Step 1: Find the derivative of $f(x)$ which is $f’(x) = 2(x-1)$ Step 2: Compute the gradient of $f’(x_0)$ $$f’(2) = 2(2–1) = 2(1)$$ $$f’(2) = 2$$ Step 3: Update x using the gradient descent formula $$x_1 = 2–(0.9 \times 2)$$ $$x_1 = 0.2$$
Step 4: Compute the gradient of $f’(x_1)$ $$f’(0.2) = 2(0.2–1)$$ $$f’(0.2) = -1.6$$ Step 5: Update x using the gradient descent formula $$x_2 = 0.2–(0.9 \times -1.6)$$ $$x_2 = 1.64$$
Step 6: Compute the gradient of $f’(x_2)$ $$f’(1.64) = 2(1.64–1)$$ $$f’(1.64) = 1.28$$ Step 7: Update x using the gradient descent formula $$x_3 = 1.64–(0.9 \times 1.28)$$ $$x_3 = 0.488$$
Step 8: Compute the gradient of $f’(x_3)$ $$f’(0.488) = 2(0.488–1)$$ $$f’(0.488) = -1.024$$ Step 9: Update x using the gradient descent formula $$x_4 = 0.488–(0.9 \times -1.024)$$ $$x_4 = 1.4096$$
Step 10: Compute the gradient of $f’(x_4)$ $$f’(1.4096) = 2(1.4096–1)$$ $$f’(1.4096) = 0.8192$$ Step 11: Update x using the gradient descent formula $$x_5 = 1.4096–(0.9 \times 0.8192)$$ $$x_5 = 0.67232$$
After 5 iterations, the function $f(x)$ is still not at its minimum.
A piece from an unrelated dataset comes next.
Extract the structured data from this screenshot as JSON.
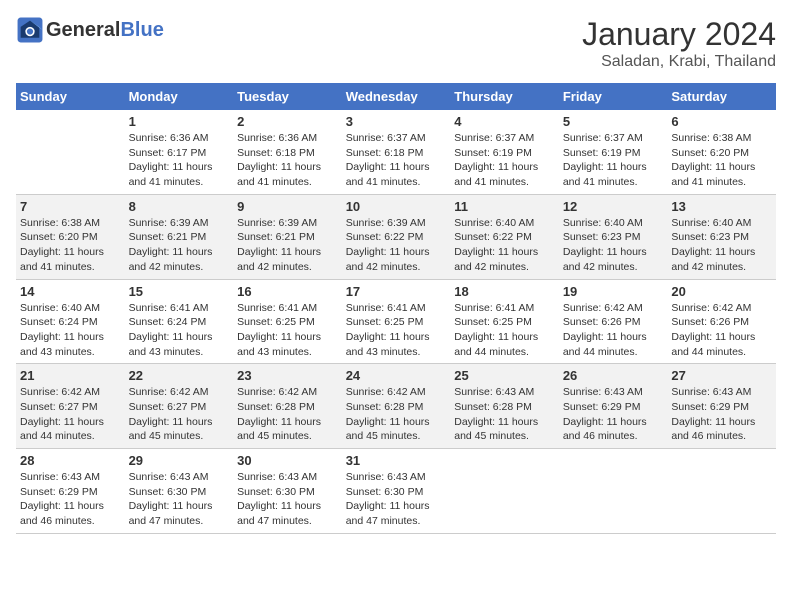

We can verify this by putting the resulting x into $f(x)$ which result is 0.1073741824. That is not quite close to 0. $$f(0.67232) = (0.67232–1)^2$$ $$f(0.67232) = 0.1073741824$$
It might actually converge to 0 if we do more and more iterations. A high learning rate results in a very big update that leads to oscillations. Contrary to the previous example where we use a learning rate of 0.3, 5 iterations are enough for the gradient descent to converge.
Choosing the learning rate is a tricky part of gradient descent, like a two-edged sword. Too high will lead to oscillations or worse divergence. Too low will takes forever to converge.
Conclusion
Gradient descent is an optimization algorithm used to minimize a function by updating parameters. In deep learning, it will find the weights and biases in which when those weights and biases are used, the loss function will be minimum. There are three types of gradient descent, batch gradient descent which takes the entire dataset to perform an update, Stochastic gradient descent (SGD) which takes only one sample to perform an update, and Mini-batch gradient descent which takes a subset of the dataset to perform an update. Gradient descent has a hyperparameter called learning rate which cannot be set too high or too low.